On the last night I lived in that house, my clothes were damp with sweat. My shirt stuck to my body and was stained brown with dirt, dust, and rust from moving stuff out of the house. No one was there that day. It was just me and the dog for a twelve-hour clean out.
I decided to take one last walk around the lake near the house. It’s so close to downtown you can see the city lights reflected on the water, but it’s far enough away you don’t hear the city. Just the songs of frogs and cicadas.
I remember fighting emotion, unsure of the wisdom of my choice to leave such a good situation – and one I’d fought hard to acquire. Tears started to roll down my face as I considered my immediate reality. I was leaving this beautiful, healing, community-filled, wonderful place for a complete unknown. And it was happening in real-time.
I started to pray out loud to the air, as I always did on the walks around that lake. I started to ask why I was doing this. Why now? What next? Was He sure? Was I sure? Why would I be asked to leave this beautiful, good, thriving place?
And through the rapid passing of questions through my mind one very clear, very calm sentence whispered into the violence.
“Child, do you think this is all I have for you?”
All the sudden my questions turned from why’s to wonder. What awaited beyond my letting go? What would I miss if I was unwilling to trust? What would I sacrifice if I was so focused on the good in front of me that I couldn’t see the great beyond the release?
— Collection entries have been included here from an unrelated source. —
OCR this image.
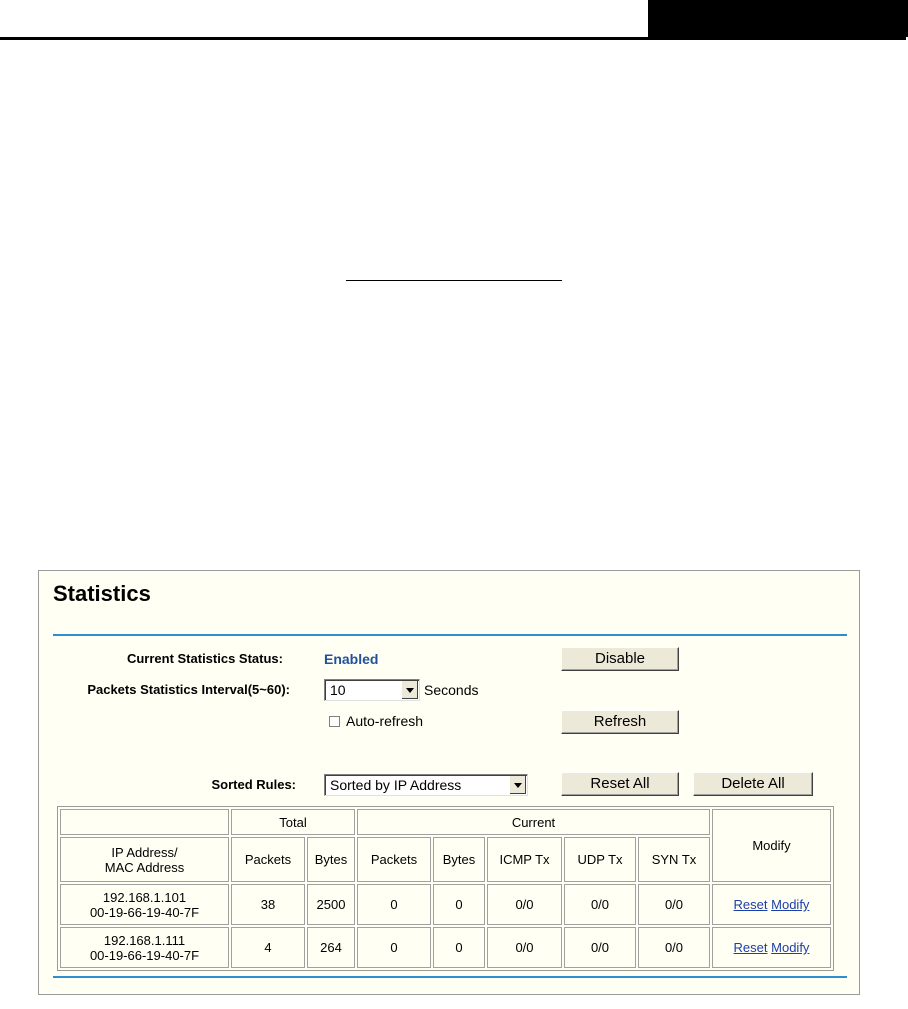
Statistics
Current Statistics Status:	Enabled	Disable
Packets Statistics Interval(5~60):	10	Seconds
Auto-refresh	Refresh
Sorted Rules:	Sorted by IP Address	Reset All	Delete All
	Total		Current					Modify
IP Address/
MAC Address	Packets	Bytes	Packets	Bytes	ICMP Tx	UDP Tx	SYN Tx	
192.168.1.101
00-19-66-19-40-7F	38	2500	0	0	0/0	0/0	0/0	Reset Modify
192.168.1.111
00-19-66-19-40-7F	4	264	0	0	0/0	0/0	0/0	Reset Modify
I imagine it’s like climbing a mountain. The trail narrows and your legs burn, and your chest is heavy, and the trees crowd your sight. The walk has been lovely, the scenery – delicious, the views – delightful, and that’s enough. And so, you turn back for the bottom, thinking it’s all been just enough, when you were actually four, small steps from the thrill of the summit. You miss the clearing. You miss the view. You miss the victory, the celebration, the accomplishment, the satisfaction of knowing you did what you were meant to do.
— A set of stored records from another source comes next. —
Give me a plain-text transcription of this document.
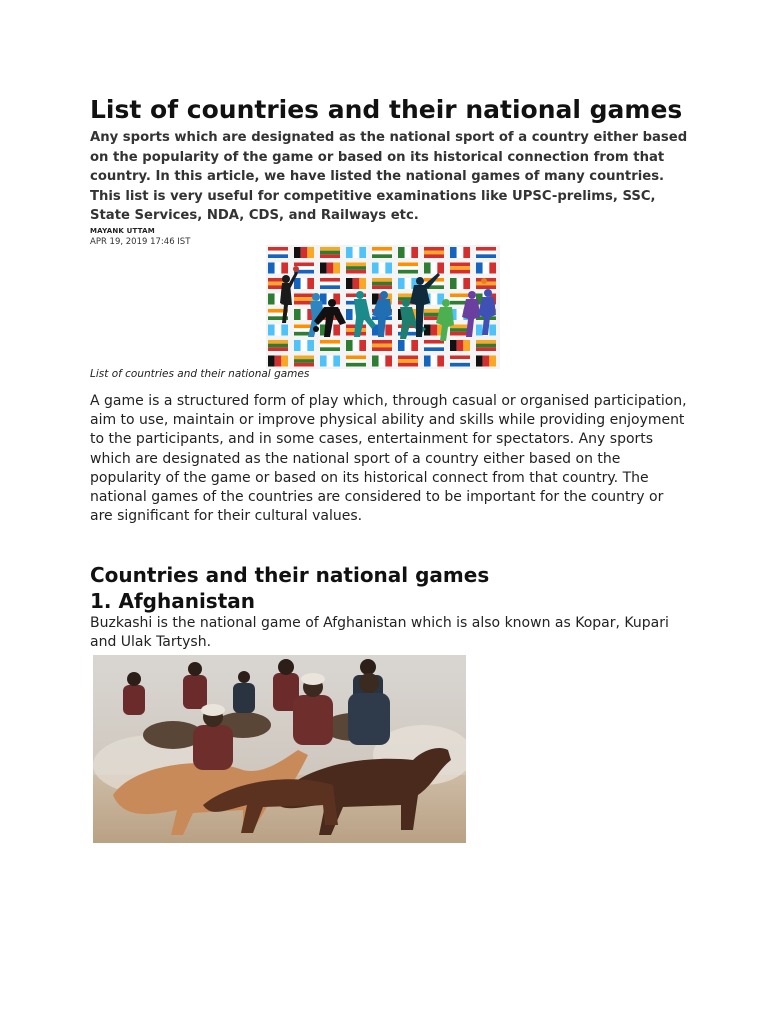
List of countries and their national games

Any sports which are designated as the national sport of a country either based on the popularity of the game or based on its historical connection from that country. In this article, we have listed the national games of many countries. This list is very useful for competitive examinations like UPSC-prelims, SSC, State Services, NDA, CDS, and Railways etc.

MAYANK UTTAM
APR 19, 2019 17:46 IST
List of countries and their national games

A game is a structured form of play which, through casual or organised participation, aim to use, maintain or improve physical ability and skills while providing enjoyment to the participants, and in some cases, entertainment for spectators. Any sports which are designated as the national sport of a country either based on the popularity of the game or based on its historical connect from that country. The national games of the countries are considered to be important for the country or are significant for their cultural values.

Countries and their national games
1. Afghanistan

Buzkashi is the national game of Afghanistan which is also known as Kopar, Kupari and Ulak Tartysh.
I don’t want to miss the summit. The climb most of the way up does not feel like the story we were created to live.
I don’t have a miraculous conclusion. I made the move. I let go. I did the thing. Everything has changed, and yet not much has changed at all. I imagine if you hang around long enough, you’ll get the story along with me, as I live it, right here in this very blog.
The only thing I know for sure is that questions that start with the word ‘why’ offer nothing more than silence and shrugged shoulders. And even as I sit here tonight, met with fresh situational disappointment and persistent temptations to ask ‘why’, I must posit this newly ever-present inquiry: “Child, do you think this is all I have for you?”
It changes everything. So, from one fellow journeyer to another; one, weary, four-steps-away mountain climber; one doubting, questioning, complaining, are-we-there-yet-shouter to another: do you think this is all He has for you?
It’s a question only you can answer, but I’ll see you on the trail. I may be sweating, sitting on a rock looking ticked and eating dried mango, but I’ll be there.